Ainsi évolue sous nos yeux la topologie combinatoire quadrimillénaire des ethnies, des langues, et le découpage des camps entre les religions monothéistes. Lausanne y fut historiquement impliquée en 1923, ville où fut conclu le Traité qui régla, sur le papier tout au moins, un échange de population entre Grecs et Turcs. L’un des effets personnels de cette diplomatie fut qu’un médecin kurde habitant la Turquie dut s’exiler à Damas et l’un de ses fils, Nourredine Zaza, fut cet ami, habitant Bussigny, décédé en 1988, qui parmi nous parlait turc, arabe, français, anglais, et devint un champion influent, révéré jusqu’à ce jour, de la langue et de la cause kurdes. Il fut emprisonné à Damas quand Nasser fusionna brièvement la Syrie et l’Egypte en 1956. Puis Zaza passa des menottes au coude à coude. Un apaisement, quelque temps, d’Alep à Beyrouth, permit à nouveau l’amitié civilisée entre les peuples et la défense publique du droit d’être soi-même, kurde ou grec ou arménien ou druze et j’en passe. On repère aussi l’espèce menacée des sages du Moyen Orient. Mes souvenirs de reporter à la Guerre des six jours me rappellent Moshe Dayan, le bouillant conquérant du centre historique de Jérusalem, général juif parlant parfaitement l’arabe. A l’instant où il vainquit l’armée de Jordanie et put accéder au Mont du temple, il s’opposa sèchement au rabbin Goren, le fondamentaliste qui le poussait à dynamiter dans la foulée la mosquée sacrée des musulmans. Jérusalem, déclara-t-il, est fondamental pour les trois religions, judaïque, chrétienne, islamique. «Nous ne sommes pas venus conquérir les Lieux Saints des autres.» C’était en 1967.

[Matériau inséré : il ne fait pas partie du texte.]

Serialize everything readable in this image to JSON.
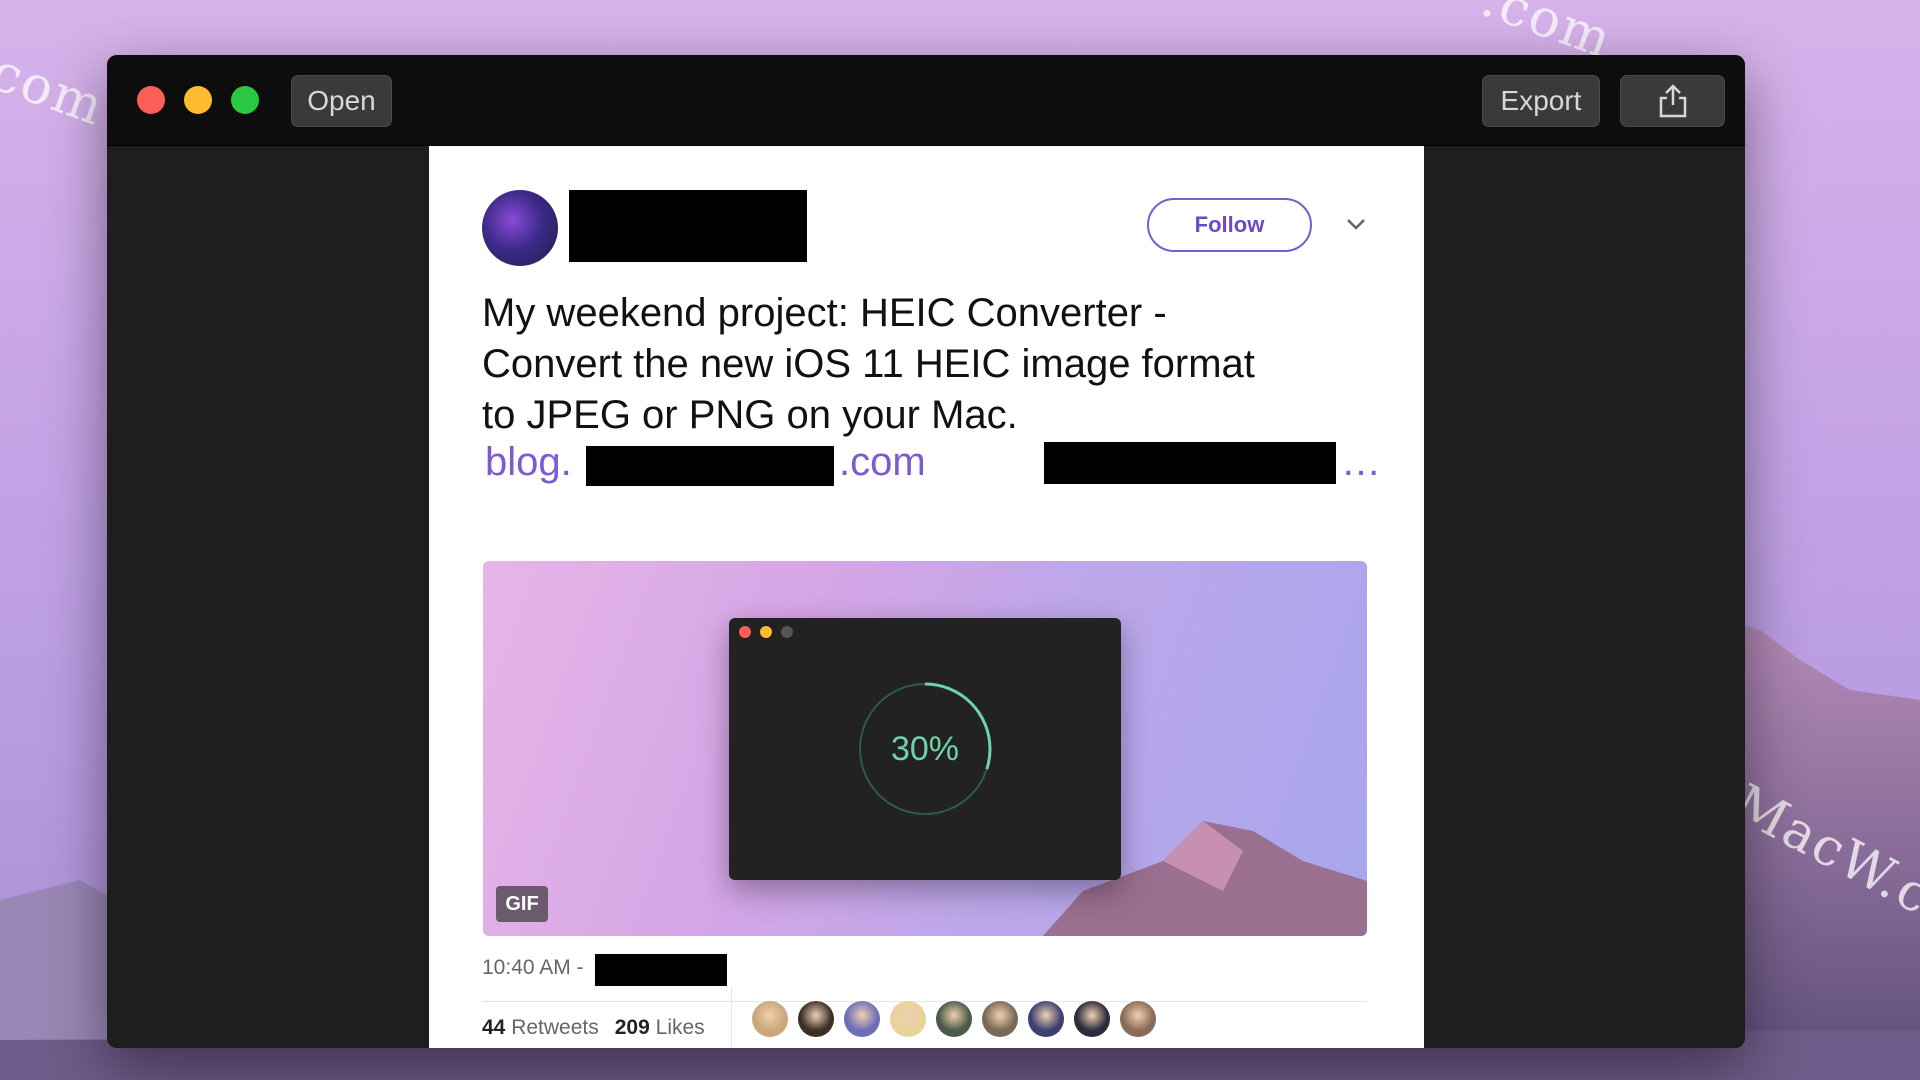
{
  "window": {
    "open_label": "Open",
    "export_label": "Export",
    "share_icon": "share-icon"
  },
  "tweet": {
    "follow_label": "Follow",
    "text_lines": [
      "My weekend project: HEIC Converter -",
      "Convert the new iOS 11 HEIC image format",
      "to JPEG or PNG on your Mac."
    ],
    "link_prefix": "blog.",
    "link_mid": ".com",
    "link_ellipsis": "…",
    "media": {
      "progress": "30%",
      "badge": "GIF"
    },
    "timestamp": "10:40 AM -",
    "retweets_count": "44",
    "retweets_label": "Retweets",
    "likes_count": "209",
    "likes_label": "Likes",
    "liker_colors": [
      "#c9a77a",
      "#3a3029",
      "#6b6fb8",
      "#e7d39a",
      "#4c5a48",
      "#7a6a55",
      "#3d3f6e",
      "#2c2a3b",
      "#8a6b57"
    ]
  },
  "watermark": "MacW.com",
  "colors": {
    "accent": "#7a5bd0",
    "progress": "#6fd3a9"
  }
}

Ceux qui se rendaient en Syrie, jusqu’en 2011, s’attachaient à elle et sont aujourd’hui atteints par ses malheurs. Nous nous sentons personnellement trahis dans ce que nous avons reçu des trois religions en patrimoine commun. Certes on a vu monter l’islamisme. On était saturé, dans les pays arabes, jusque dans les bus, de films anti-israéliens, mais on ne sentait pas d’oppression dans la vie quotidienne à Damas ou Alep au commerce actif. On pouvait y vivre heureux. Les archéologues venus d’Occident, les étudiants de la langue arabe, les spécialistes de l’architecture des Croisés, les ingénieurs en ressources hydriques inquiets pour le sort du Jourdain ou de la Mésopotamie, laissaient leur séjour s’imprégner d’une très vieille culture de hammam, de gastronomies partagées, d’échanges amicaux et de cohabitation. Pour suivre de nouveaux courants littéraires arabes, certains textes contestés étaient il est vrai renvoyés pour publication à des revues du Liban voisin. Dans le grand souk central de Damas, les chrétiens sur la trace de saint Paul retrouvaient la Rue Droite, mentionnée dans la Bible, peu changée après 2000 ans, parallèle à l’enceinte de la ville, où l’apôtre arrivé par le plateau de Golan, lieu probable de sa conversion, eut son premier rendez-vous fraternel avec ceux qu’il venait pourchasser.